Consider the function f(x)=56×2. Part A
What type of function does the equation model?
A. Linear
B. Quadratic
C. Exponential
D. Absolute value
Part B
What is the value of the function when x = 12?
The Correct Answer and Explanation is:
To analyze the function ( f(x) = 56x^2 ), we will go through each part of your question.
Part A: Type of Function
The function ( f(x) = 56x^2 ) is a quadratic function.
- Linear Functions are characterized by a constant rate of change and can be represented in the form ( f(x) = mx + b ), where ( m ) is the slope and ( b ) is the y-intercept. Linear functions produce a straight line when graphed.
- Quadratic Functions, like our given function, have the general form ( f(x) = ax^2 + bx + c ) where ( a ), ( b ), and ( c ) are constants, and ( a \neq 0 ). The presence of the ( x^2 ) term indicates that the function will produce a parabolic shape when graphed. In this case, ( a = 56 ) is a positive constant, which means the parabola opens upwards.
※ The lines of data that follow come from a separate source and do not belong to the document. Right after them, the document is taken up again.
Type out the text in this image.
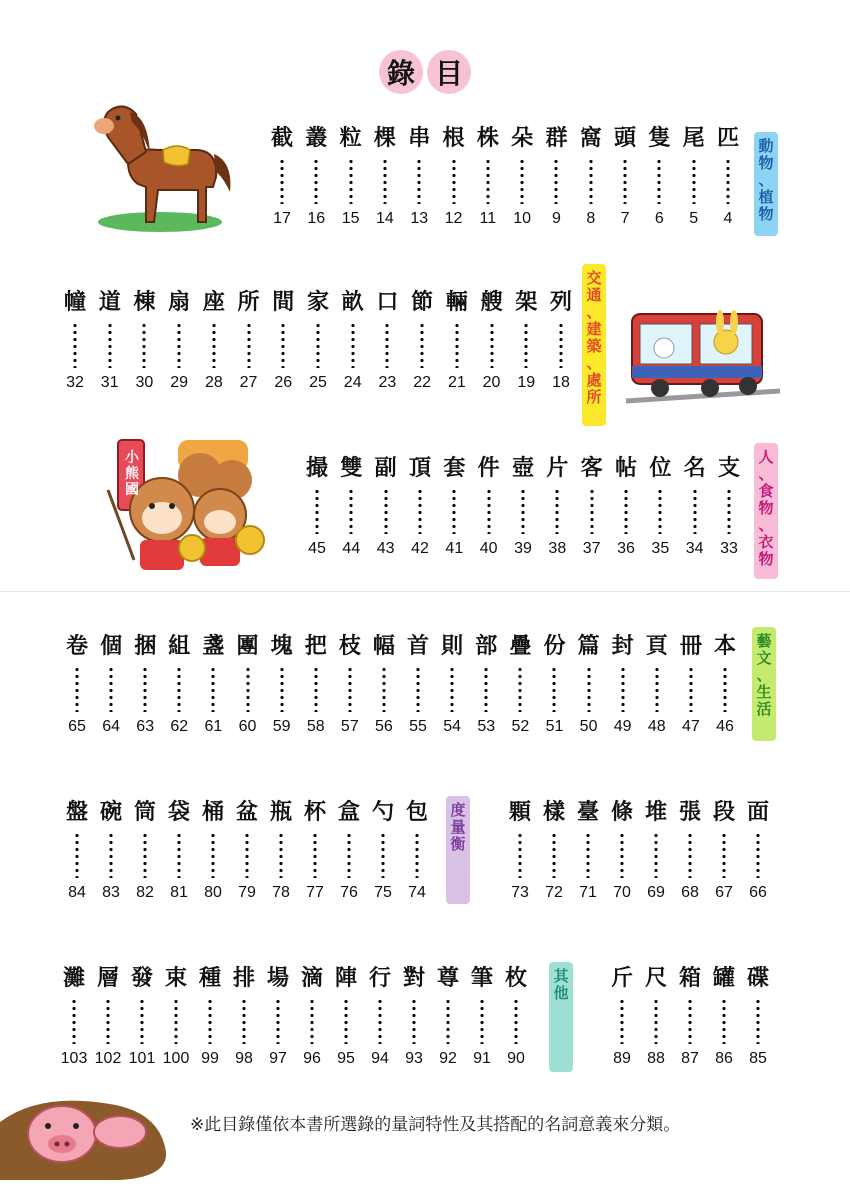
錄 目
截
17
叢
16
粒
15
棵
14
串
13
根
12
株
11
朵
10
群
9
窩
8
頭
7
隻
6
尾
5
匹
4
動
物
、
植
物
幢
32
道
31
棟
30
扇
29
座
28
所
27
間
26
家
25
畝
24
口
23
節
22
輛
21
艘
20
架
19
列
18
交
通
、
建
築
、
處
所
小
熊
國
撮
45
雙
44
副
43
頂
42
套
41
件
40
壺
39
片
38
客
37
帖
36
位
35
名
34
支
33
人
、
食
物
、
衣
物
卷
65
個
64
捆
63
組
62
盞
61
團
60
塊
59
把
58
枝
57
幅
56
首
55
則
54
部
53
疊
52
份
51
篇
50
封
49
頁
48
冊
47
本
46
藝
文
、
生
活
盤
84
碗
83
筒
82
袋
81
桶
80
盆
79
瓶
78
杯
77
盒
76
勺
75
包
74
度
量
衡
顆
73
樣
72
臺
71
條
70
堆
69
張
68
段
67
面
66
灘
103
層
102
發
101
束
100
種
99
排
98
場
97
滴
96
陣
95
行
94
對
93
尊
92
筆
91
枚
90
其
他
斤
89
尺
88
箱
87
罐
86
碟
85
※此目錄僅依本書所選錄的量詞特性及其搭配的名詞意義來分類。
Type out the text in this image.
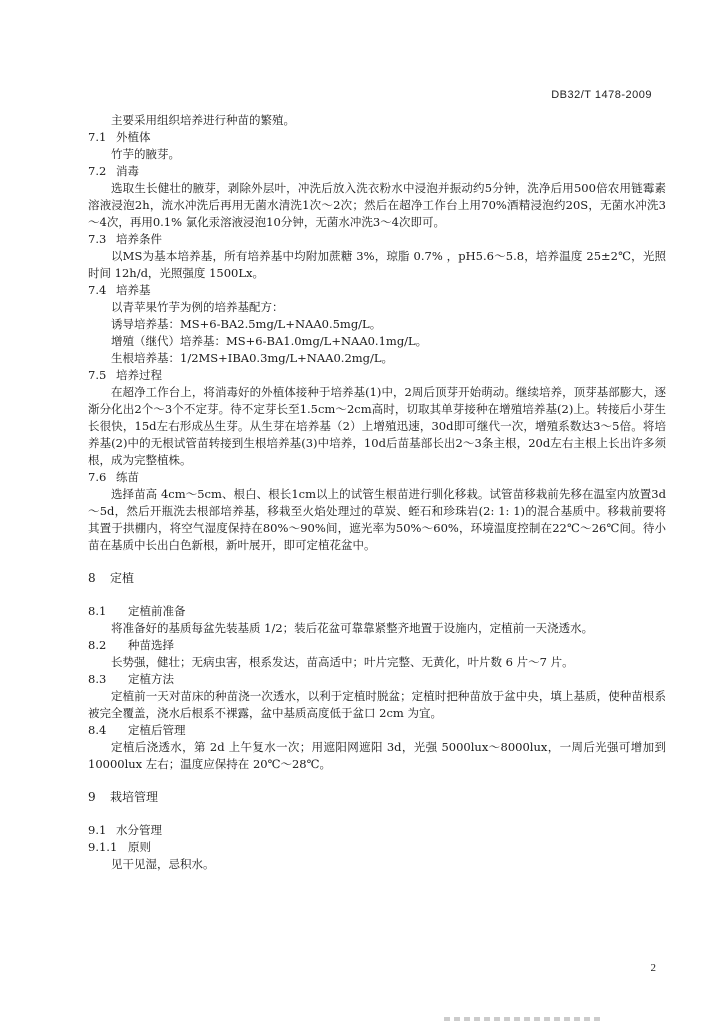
DB32/T 1478-2009
主要采用组织培养进行种苗的繁殖。
7.1 外植体
竹芋的腋芽。
7.2 消毒

选取生长健壮的腋芽，剥除外层叶，冲洗后放入洗衣粉水中浸泡并振动约5分钟，洗净后用500倍农用链霉素溶液浸泡2h，流水冲洗后再用无菌水清洗1次～2次；然后在超净工作台上用70%酒精浸泡约20S，无菌水冲洗3～4次，再用0.1% 氯化汞溶液浸泡10分钟，无菌水冲洗3～4次即可。

7.3 培养条件

以MS为基本培养基，所有培养基中均附加蔗糖 3%，琼脂 0.7% ，pH5.6～5.8，培养温度 25±2℃，光照时间 12h/d，光照强度 1500Lx。

7.4 培养基
以青苹果竹芋为例的培养基配方：
诱导培养基：MS+6-BA2.5mg/L+NAA0.5mg/L。
增殖（继代）培养基：MS+6-BA1.0mg/L+NAA0.1mg/L。
生根培养基：1/2MS+IBA0.3mg/L+NAA0.2mg/L。
7.5 培养过程

在超净工作台上，将消毒好的外植体接种于培养基(1)中，2周后顶芽开始萌动。继续培养，顶芽基部膨大，逐渐分化出2个～3个不定芽。待不定芽长至1.5cm～2cm高时，切取其单芽接种在增殖培养基(2)上。转接后小芽生长很快，15d左右形成丛生芽。从生芽在培养基（2）上增殖迅速，30d即可继代一次，增殖系数达3～5倍。将培养基(2)中的无根试管苗转接到生根培养基(3)中培养，10d后苗基部长出2～3条主根，20d左右主根上长出许多须根，成为完整植株。

7.6 练苗

选择苗高 4cm～5cm、根白、根长1cm以上的试管生根苗进行驯化移栽。试管苗移栽前先移在温室内放置3d～5d，然后开瓶洗去根部培养基，移栽至火焰处理过的草炭、蛭石和珍珠岩(2: 1: 1)的混合基质中。移栽前要将其置于拱棚内，将空气湿度保持在80%～90%间，遮光率为50%～60%，环境温度控制在22℃～26℃间。待小苗在基质中长出白色新根，新叶展开，即可定植花盆中。

8 定植
8.1 定植前准备

将准备好的基质每盆先装基质 1/2；装后花盆可靠靠紧整齐地置于设施内，定植前一天浇透水。

8.2 种苗选择

长势强，健壮；无病虫害，根系发达，苗高适中；叶片完整、无黄化，叶片数 6 片～7 片。

8.3 定植方法

定植前一天对苗床的种苗浇一次透水，以利于定植时脱盆；定植时把种苗放于盆中央，填上基质，使种苗根系被完全覆盖，浇水后根系不裸露，盆中基质高度低于盆口 2cm 为宜。

8.4 定植后管理

定植后浇透水，第 2d 上午复水一次；用遮阳网遮阳 3d，光强 5000lux～8000lux，一周后光强可增加到 10000lux 左右；温度应保持在 20℃～28℃。

9 栽培管理
9.1 水分管理
9.1.1 原则
见干见湿，忌积水。
2
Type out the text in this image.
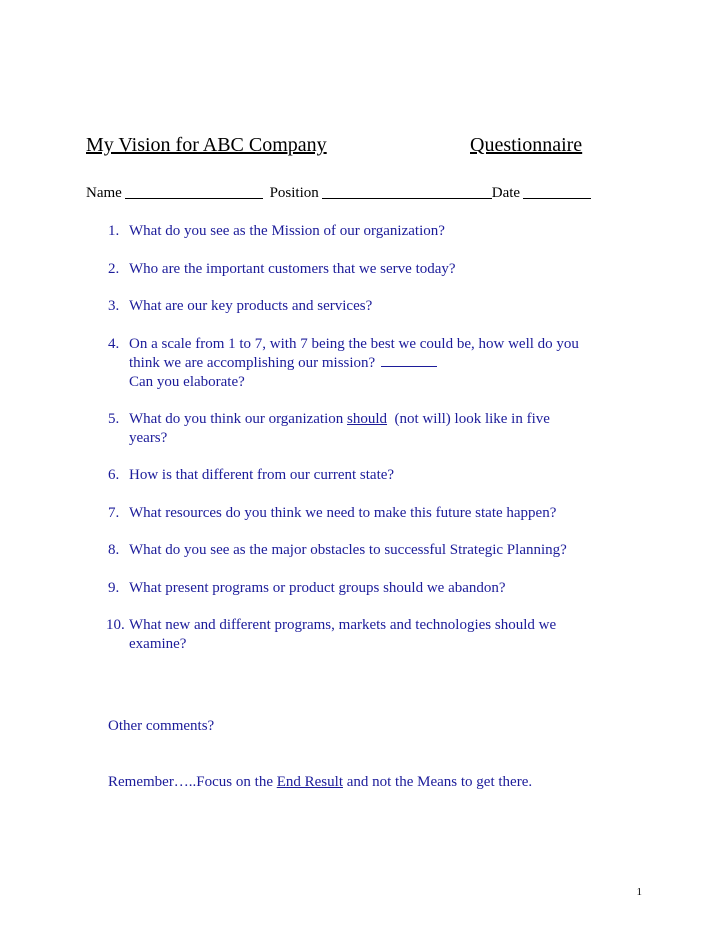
My Vision for ABC Company	Questionnaire
Name	Position	Date
1. What do you see as the Mission of our organization?
2. Who are the important customers that we serve today?
3. What are our key products and services?
4. On a scale from 1 to 7, with 7 being the best we could be, how well do you
think we are accomplishing our mission?
Can you elaborate?
5. What do you think our organization should (not will) look like in five
years?
6. How is that different from our current state?
7. What resources do you think we need to make this future state happen?
8. What do you see as the major obstacles to successful Strategic Planning?
9. What present programs or product groups should we abandon?
10. What new and different programs, markets and technologies should we
examine?
Other comments?
Remember…..Focus on the End Result and not the Means to get there.
1
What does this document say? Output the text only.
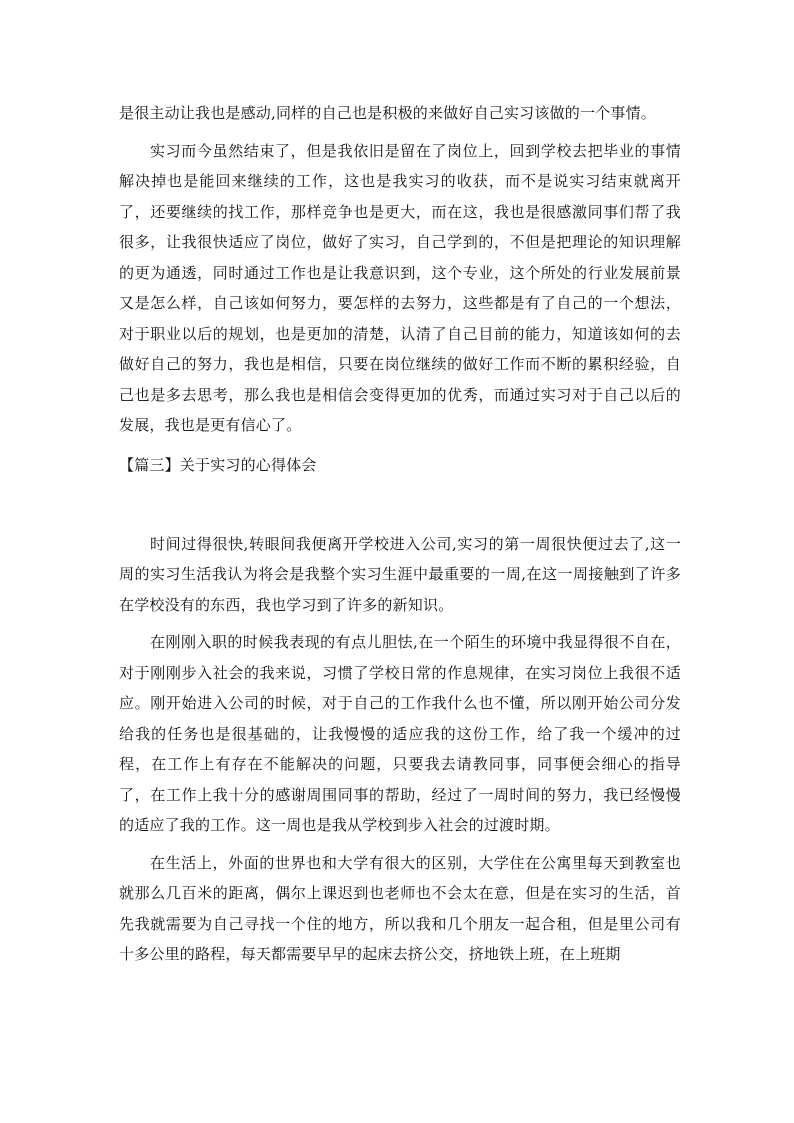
是很主动让我也是感动,同样的自己也是积极的来做好自己实习该做的一个事情。

实习而今虽然结束了，但是我依旧是留在了岗位上，回到学校去把毕业的事情解决掉也是能回来继续的工作，这也是我实习的收获，而不是说实习结束就离开了，还要继续的找工作，那样竞争也是更大，而在这，我也是很感激同事们帮了我很多，让我很快适应了岗位，做好了实习，自己学到的，不但是把理论的知识理解的更为通透，同时通过工作也是让我意识到，这个专业，这个所处的行业发展前景又是怎么样，自己该如何努力，要怎样的去努力，这些都是有了自己的一个想法，对于职业以后的规划，也是更加的清楚，认清了自己目前的能力，知道该如何的去做好自己的努力，我也是相信，只要在岗位继续的做好工作而不断的累积经验，自己也是多去思考，那么我也是相信会变得更加的优秀，而通过实习对于自己以后的发展，我也是更有信心了。

【篇三】关于实习的心得体会

时间过得很快,转眼间我便离开学校进入公司,实习的第一周很快便过去了,这一周的实习生活我认为将会是我整个实习生涯中最重要的一周,在这一周接触到了许多在学校没有的东西，我也学习到了许多的新知识。

在刚刚入职的时候我表现的有点儿胆怯,在一个陌生的环境中我显得很不自在，对于刚刚步入社会的我来说，习惯了学校日常的作息规律，在实习岗位上我很不适应。刚开始进入公司的时候，对于自己的工作我什么也不懂，所以刚开始公司分发给我的任务也是很基础的，让我慢慢的适应我的这份工作，给了我一个缓冲的过程，在工作上有存在不能解决的问题，只要我去请教同事，同事便会细心的指导了，在工作上我十分的感谢周围同事的帮助，经过了一周时间的努力，我已经慢慢的适应了我的工作。这一周也是我从学校到步入社会的过渡时期。

在生活上，外面的世界也和大学有很大的区别，大学住在公寓里每天到教室也就那么几百米的距离，偶尔上课迟到也老师也不会太在意，但是在实习的生活，首先我就需要为自己寻找一个住的地方，所以我和几个朋友一起合租，但是里公司有十多公里的路程，每天都需要早早的起床去挤公交，挤地铁上班，在上班期
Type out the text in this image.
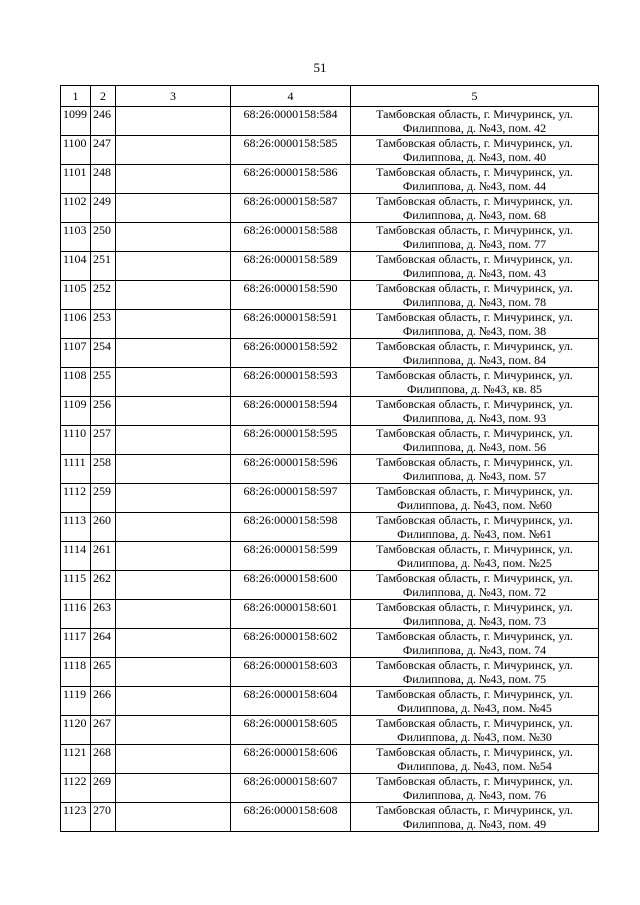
51
1	2	3	4	5
1099	246		68:26:0000158:584	Тамбовская область, г. Мичуринск, ул.
Филиппова, д. №43, пом. 42

1100	247		68:26:0000158:585	Тамбовская область, г. Мичуринск, ул.
Филиппова, д. №43, пом. 40

1101	248		68:26:0000158:586	Тамбовская область, г. Мичуринск, ул.
Филиппова, д. №43, пом. 44

1102	249		68:26:0000158:587	Тамбовская область, г. Мичуринск, ул.
Филиппова, д. №43, пом. 68

1103	250		68:26:0000158:588	Тамбовская область, г. Мичуринск, ул.
Филиппова, д. №43, пом. 77

1104	251		68:26:0000158:589	Тамбовская область, г. Мичуринск, ул.
Филиппова, д. №43, пом. 43

1105	252		68:26:0000158:590	Тамбовская область, г. Мичуринск, ул.
Филиппова, д. №43, пом. 78

1106	253		68:26:0000158:591	Тамбовская область, г. Мичуринск, ул.
Филиппова, д. №43, пом. 38

1107	254		68:26:0000158:592	Тамбовская область, г. Мичуринск, ул.
Филиппова, д. №43, пом. 84

1108	255		68:26:0000158:593	Тамбовская область, г. Мичуринск, ул.
Филиппова, д. №43, кв. 85

1109	256		68:26:0000158:594	Тамбовская область, г. Мичуринск, ул.
Филиппова, д. №43, пом. 93

1110	257		68:26:0000158:595	Тамбовская область, г. Мичуринск, ул.
Филиппова, д. №43, пом. 56

1111	258		68:26:0000158:596	Тамбовская область, г. Мичуринск, ул.
Филиппова, д. №43, пом. 57

1112	259		68:26:0000158:597	Тамбовская область, г. Мичуринск, ул.
Филиппова, д. №43, пом. №60

1113	260		68:26:0000158:598	Тамбовская область, г. Мичуринск, ул.
Филиппова, д. №43, пом. №61

1114	261		68:26:0000158:599	Тамбовская область, г. Мичуринск, ул.
Филиппова, д. №43, пом. №25

1115	262		68:26:0000158:600	Тамбовская область, г. Мичуринск, ул.
Филиппова, д. №43, пом. 72

1116	263		68:26:0000158:601	Тамбовская область, г. Мичуринск, ул.
Филиппова, д. №43, пом. 73

1117	264		68:26:0000158:602	Тамбовская область, г. Мичуринск, ул.
Филиппова, д. №43, пом. 74

1118	265		68:26:0000158:603	Тамбовская область, г. Мичуринск, ул.
Филиппова, д. №43, пом. 75

1119	266		68:26:0000158:604	Тамбовская область, г. Мичуринск, ул.
Филиппова, д. №43, пом. №45

1120	267		68:26:0000158:605	Тамбовская область, г. Мичуринск, ул.
Филиппова, д. №43, пом. №30

1121	268		68:26:0000158:606	Тамбовская область, г. Мичуринск, ул.
Филиппова, д. №43, пом. №54

1122	269		68:26:0000158:607	Тамбовская область, г. Мичуринск, ул.
Филиппова, д. №43, пом. 76

1123	270		68:26:0000158:608	Тамбовская область, г. Мичуринск, ул.
Филиппова, д. №43, пом. 49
- Exponential Functions can be expressed in the form ( f(x) = a \cdot b^x ), where ( a ) is a constant, and ( b ) is the base of the exponent. These functions grow much faster than quadratic functions.
- Absolute Value Functions are represented as ( f(x) = |x| ) and display a distinct V-shape on a graph, with the output being always non-negative.
Given that ( f(x) = 56x^2 ) contains the term ( x^2 ) and matches the form of a quadratic function, the correct answer is B. Quadratic.
Part B: Value of the Function at ( x = 12 )
To find the value of the function when ( x = 12 ), we substitute ( x ) into the function:
[
f(12) = 56(12^2)
]
Calculating ( 12^2 ):
[
12^2 = 144
]
Now substitute ( 144 ) back into the function:
[
f(12) = 56 \cdot 144
]
To perform this multiplication:
[
56 \cdot 144 = 8064
]
Thus, the value of the function at ( x = 12 ) is:
[
\boxed{8064}
]
Explanation
The evaluation of ( f(12) ) demonstrates how quadratic functions behave as the input values increase. As seen in the calculations, the output grows significantly as ( x ) becomes larger. This characteristic highlights the non-linear growth of quadratic functions compared to linear functions. Quadratics can model various real-world phenomena where acceleration or growth is involved, such as projectile motion or certain financial calculations. The ( x^2 ) term leads to exponential-like increases in values as ( x ) rises, which is evident in our calculation where ( f(12) ) yields 8064. Such functions are crucial in fields like physics, engineering, and economics, providing insights into relationships involving squared terms, thus validating their application in real-world scenarios.